How quickly are homes in your market selling?

  • Quicker than usual for this time of year. (87%, 62 Votes)
  • Slower than usual for this time of year. (8%, 6 Votes)
  • At an average pace for this time of year. (4%, 3 Votes)

Total Voters: 71

Our last recession was characterized by a depressed housing market. However, the opposite appears to be true as we make our way through the 2020 recession. Low home inventory has led desperate homebuyers to snatch up homes the moment they arrive on the market.

Nationally, the average days on market is just 16 days before selling, as of September 2020. This figure has declined fairly consistently since its most recent peak in January 2020, when the average home sat for 42 days.
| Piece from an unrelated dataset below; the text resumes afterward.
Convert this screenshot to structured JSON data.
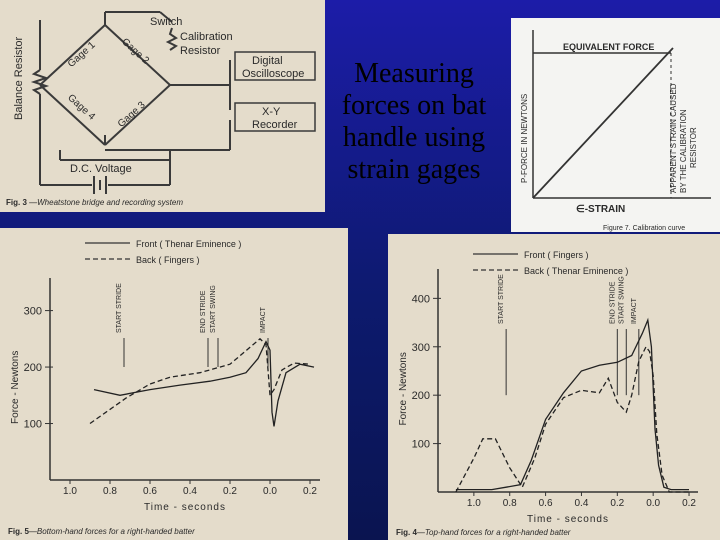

For a more seasonal reference, one year earlier in September 2019, the average home was listed for 29 days before selling compared to today’s 16.

Days on market is typically lower for low-tier homes, where inventory is often tight, with high-tier homes spending the longest on market before selling. Further, inventory swings are more varied based on individual metropolitan areas and neighborhoods.

Here in California, the average days on market is well below the national average, at just:

  • 14 days in San Jose;
  • 13 days in Los Angeles;
  • 11 days in Riverside;
  • 11 days in San Francisco;
  • 8 days in San Diego; and
  • 7 days in Sacramento.

The rapid sales occurring across the state reflect California’s inventory crunch. Seller uncertainty and the foreclosure moratorium are both acting to keep listings off the market in 2020. As of the first week of November, multiple listing service (MLS) inventory is down compared to a year earlier:

  • 6% in San Jose;
  • 10% in Los Angeles;
  • 39% in Riverside;
  • 35% in San Diego; and
  • 38% in Sacramento, according to Redfin.

The only metro to buck this trend is San Francisco, which has 52% more inventory available than a year earlier as of November 2020. This city’s housing market is already volatile in a typical year. In 2020, the remote work trend is growing and the area’s high cost of living has seen fewer interested homebuyers now that remote workers may search further away from the expensive city center.

Related article:

San Francisco is alone in its urban exodus, despite pandemic

An inventory shift is approaching

A word of advice to today’s real estate professionals: don’t get used to it.

The reason for today’s low inventory situation is multi-faceted, and most of these factors are set to change in the coming months. For example, 5.5% of mortgaged homeowners are in a mortgage forbearance plan in November 2020, according to the Mortgage Bankers Association (MBA), and roughly one-third of these homeowners do not have a high level of confidence that they will be able to pay next month’s mortgage payment.

While an increase in households unable to make payments usually leads to foreclosures and an influx in inventory, 2020’s eviction and foreclosure moratoriums have put this inventory on (temporary) hold. When the federal foreclosure moratorium ends — currently scheduled to happen on December 31, 2020 — lenders will begin the foreclosure process for those behind on their mortgage payments and today’s shadow inventory will jump.

Another factor contributing to today’s low inventory is the pandemic, which caused homebuyers to pause their plans this spring. In turn, homebuyers who desired to purchase earlier in the year are buying in the fall. Thus, home sales have been unseasonably high in summer and fall 2020, somewhat making up for the losses experienced earlier this year.

Further, since residential construction has slowed significantly during the pandemic response, MLS inventory has relied more on the willingness of sellers and less on builders.

However, these three factors are fleeting:

  • the foreclosure moratorium will lift and distressed sales will begin to flood the market in 2021;
  • the unseasonably high homebuyer demand seen in fall 2020 will subside, as it is merely holdover from earlier in the year; and
  • construction will pick up with the relaxation of social distancing measures following deployment of a COVID-19 vaccine in 2021, helped along by legislation encouraging more building.

Once these market forces are muted, expect the housing market to feel the real impacts of the 2020 recession. An inventory spike will lead to longer days on market, price cuts and lower home values in the second half of 2021 and through 2022. Once prices begin to fall consistently, homebuyers will quickly exit, unwilling to purchase until prices have bottomed. At that point — likely around 2023 — speculators will return, competing with homebuyers for inventory and injecting momentum into the next price bump.